Quantity kinds for understanding ratios

letmaik commented 8 years ago

(related to #39) @adamml

Since percentages and ratios come up frequently, I thought I look at qudt and UCUM again to see how this could be done.

Percentages seem easy:

  "unit" : {
    "label": {
      "en": "Percent"
    },
    "symbol": {
      "value": "%",
      "type": "http://www.opengis.net/def/uom/UCUM/"
    }
  },

For [0,1] ratios, this would be:

  "unit" : {
    "label": {
      "en": "Ratio"
    },
    "symbol": {
      "value": "1",
      "type": "http://www.opengis.net/def/uom/UCUM/"
    }
  },

Of course, we could also define that the unity unit is the default if none is given.

Percentage could also be given as 1/100 in UCUM, which would loose some semantics. But I think this highlights that the unit semantics shouldn't be overrated here and the actual type of the number/quantity has to be described differently. In qudt there are quantity kinds, for example the percent unit is defined as:

<rdf:Description rdf:about="http://qudt.org/vocab/unit#Percent">
  <qudt:quantityKind rdf:resource="#DimensionlessRatio"/>
</rdf:Description>

A [0,1] ratio would also have the DimensionlessRatio quantity kind.

The problem with quantity kinds is that they massively overlap with observedProperty. I would say they are more or less the same. In the example above, the observed property "sea_ice_area_fraction" would be inherited from DimensionlessRatio. So the obvious question would be: Do we stick to observedProperty or are quantity kinds the real thing?

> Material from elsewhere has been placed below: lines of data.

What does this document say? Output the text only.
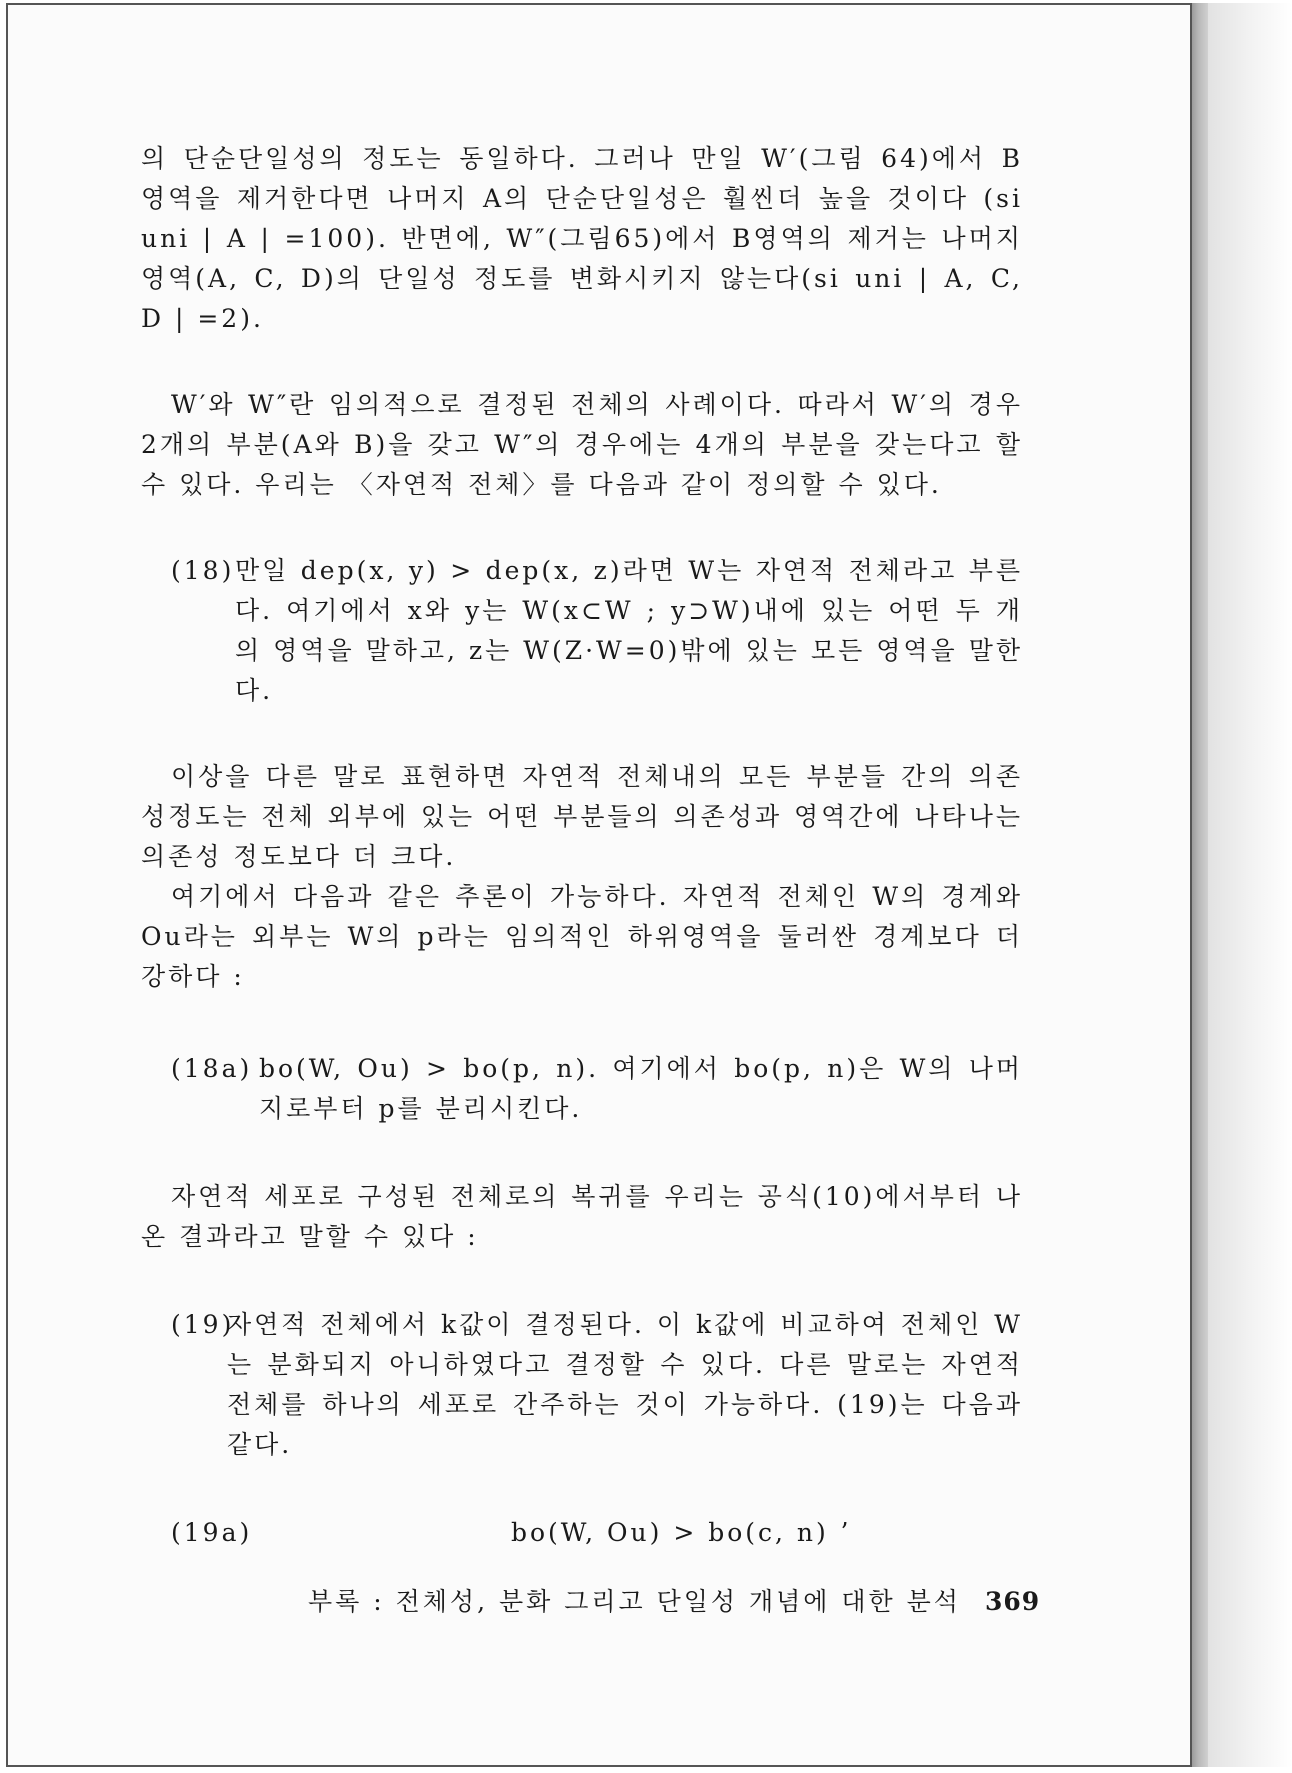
의 단순단일성의 정도는 동일하다. 그러나 만일 W′(그림 64)에서 B 영역을 제거한다면 나머지 A의 단순단일성은 훨씬더 높을 것이다 (si uni | A | =100). 반면에, W″(그림65)에서 B영역의 제거는 나머지 영역(A, C, D)의 단일성 정도를 변화시키지 않는다(si uni | A, C, D | =2).

W′와 W″란 임의적으로 결정된 전체의 사례이다. 따라서 W′의 경우 2개의 부분(A와 B)을 갖고 W″의 경우에는 4개의 부분을 갖는다고 할 수 있다. 우리는 〈자연적 전체〉를 다음과 같이 정의할 수 있다.

(18) 만일 dep(x, y) > dep(x, z)라면 W는 자연적 전체라고 부른다. 여기에서 x와 y는 W(x⊂W ; y⊃W)내에 있는 어떤 두 개의 영역을 말하고, z는 W(Z·W=0)밖에 있는 모든 영역을 말한다.

이상을 다른 말로 표현하면 자연적 전체내의 모든 부분들 간의 의존성정도는 전체 외부에 있는 어떤 부분들의 의존성과 영역간에 나타나는 의존성 정도보다 더 크다.

여기에서 다음과 같은 추론이 가능하다. 자연적 전체인 W의 경계와 Ou라는 외부는 W의 p라는 임의적인 하위영역을 둘러싼 경계보다 더 강하다 :

(18a) bo(W, Ou) > bo(p, n). 여기에서 bo(p, n)은 W의 나머지로부터 p를 분리시킨다.

자연적 세포로 구성된 전체로의 복귀를 우리는 공식(10)에서부터 나온 결과라고 말할 수 있다 :

(19)
자연적 전체에서 k값이 결정된다. 이 k값에 비교하여 전체인 W는 분화되지 아니하였다고 결정할 수 있다. 다른 말로는 자연적 전체를 하나의 세포로 간주하는 것이 가능하다. (19)는 다음과 같다.
(19a)	bo(W, Ou) > bo(c, n) ʼ
부록 : 전체성, 분화 그리고 단일성 개념에 대한 분석 369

In both cases, the parent types would be useful to know, also this touches the complex properties model by @adamml again:

  "observedProperty" : {
    "id": "http://vocab.nerc.ac.uk/standard_name/sea_ice_area_fraction/",
    "label" : {
      "en": "Sea ice area fraction"
    },
    "matrix": "http://.../sea_ice",
    "parents": [{
      "id": "http://.../area_fraction/",
    }, {
      "id": "http://qudt.org/vocab/quantity#DimensionlessRatio"
    }]
  }

Any thoughts on all this?

jonblower commented 8 years ago

The serialisations for percentages and ratios look OK to me. I'm a bit worried that fully describing an observed property could get very complicated, and we may quickly hit a point of diminishing returns. I guess the question is - what could an automated client do with the information about quantity kinds that it can't do with the observedProperty identifier? There has been lots of talk about decomposing the CF standard names to do something similar to the above, but it hasn't got very far, because the problem quickly gets complicated. There may be lots of widely-used standard names that aren't easily described by existing quantity kind types so it may be hard to find a general solution.

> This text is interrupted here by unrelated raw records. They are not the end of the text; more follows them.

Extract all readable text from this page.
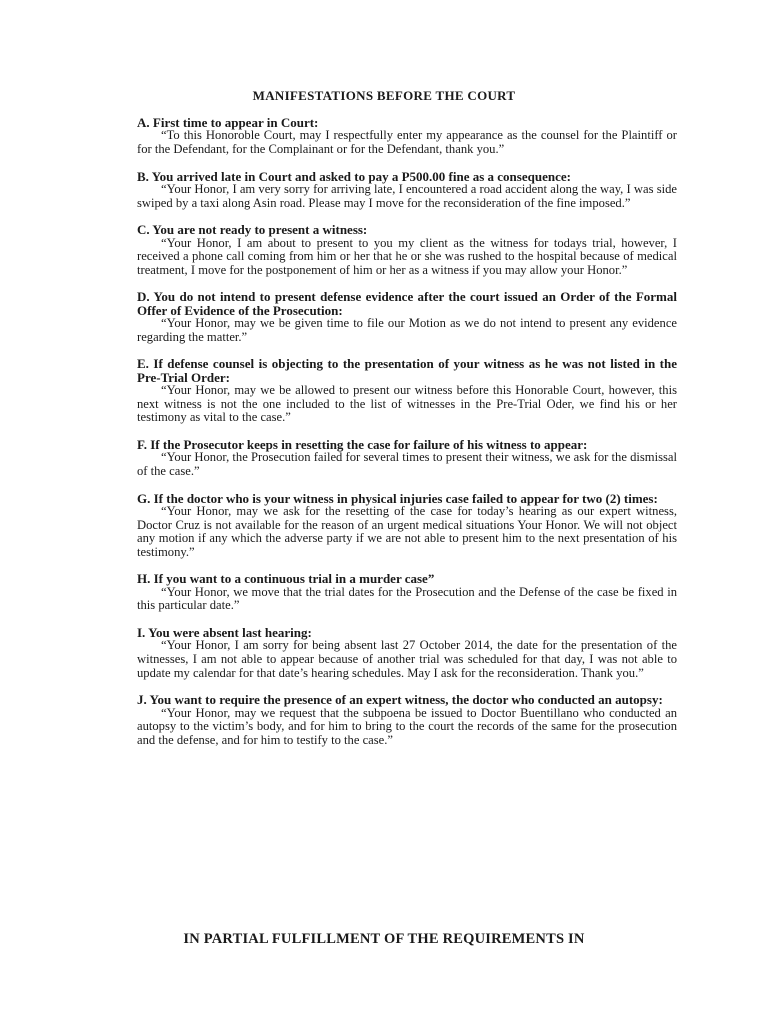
MANIFESTATIONS BEFORE THE COURT
A. First time to appear in Court:
“To this Honoroble Court, may I respectfully enter my appearance as the counsel for the Plaintiff or for the Defendant, for the Complainant or for the Defendant, thank you.”
B. You arrived late in Court and asked to pay a P500.00 fine as a consequence:
“Your Honor, I am very sorry for arriving late, I encountered a road accident along the way, I was side swiped by a taxi along Asin road. Please may I move for the reconsideration of the fine imposed.”
C. You are not ready to present a witness:
“Your Honor, I am about to present to you my client as the witness for todays trial, however, I received a phone call coming from him or her that he or she was rushed to the hospital because of medical treatment, I move for the postponement of him or her as a witness if you may allow your Honor.”
D. You do not intend to present defense evidence after the court issued an Order of the Formal Offer of Evidence of the Prosecution:
“Your Honor, may we be given time to file our Motion as we do not intend to present any evidence regarding the matter.”
E. If defense counsel is objecting to the presentation of your witness as he was not listed in the Pre-Trial Order:
“Your Honor, may we be allowed to present our witness before this Honorable Court, however, this next witness is not the one included to the list of witnesses in the Pre-Trial Oder, we find his or her testimony as vital to the case.”
F. If the Prosecutor keeps in resetting the case for failure of his witness to appear:
“Your Honor, the Prosecution failed for several times to present their witness, we ask for the dismissal of the case.”
G. If the doctor who is your witness in physical injuries case failed to appear for two (2) times:
“Your Honor, may we ask for the resetting of the case for today’s hearing as our expert witness, Doctor Cruz is not available for the reason of an urgent medical situations Your Honor. We will not object any motion if any which the adverse party if we are not able to present him to the next presentation of his testimony.”
H. If you want to a continuous trial in a murder case”
“Your Honor, we move that the trial dates for the Prosecution and the Defense of the case be fixed in this particular date.”
I. You were absent last hearing:
“Your Honor, I am sorry for being absent last 27 October 2014, the date for the presentation of the witnesses, I am not able to appear because of another trial was scheduled for that day, I was not able to update my calendar for that date’s hearing schedules. May I ask for the reconsideration. Thank you.”
J. You want to require the presence of an expert witness, the doctor who conducted an autopsy:
“Your Honor, may we request that the subpoena be issued to Doctor Buentillano who conducted an autopsy to the victim’s body, and for him to bring to the court the records of the same for the prosecution and the defense, and for him to testify to the case.”
IN PARTIAL FULFILLMENT OF THE REQUIREMENTS IN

In other words, I think having a URI for the observedProperty and a properly-described unit is enough for now. If the URI points to a human-readable description (or if this description is embedded in the observedProperty object) then at least a user can decide whether it's what they want.

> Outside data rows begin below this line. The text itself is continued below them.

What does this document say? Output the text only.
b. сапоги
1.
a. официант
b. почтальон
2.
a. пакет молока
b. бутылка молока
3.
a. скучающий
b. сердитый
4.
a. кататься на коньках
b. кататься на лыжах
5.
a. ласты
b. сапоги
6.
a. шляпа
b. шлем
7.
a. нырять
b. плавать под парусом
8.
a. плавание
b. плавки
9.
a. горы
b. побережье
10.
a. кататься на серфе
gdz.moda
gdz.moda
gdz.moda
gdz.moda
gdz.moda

I think that if we were to put effort in this general direction I would prefer to focus on more fully describing statistical quantities, uncertainty information (a la UncertML) and distinguishing absolute values from differences. I think these things have more obvious use cases (e.g. visualisation, unit conversion).

letmaik commented 8 years ago

Still, would be nice if you knew if something is a ratio or not. Then creating legends/axis labels would be easier. Otherwise you wouldn't know if a 1-unit is a count, a ratio, or something else. Even worse, you may display the "1" as the unit in the legend, which would be confusing.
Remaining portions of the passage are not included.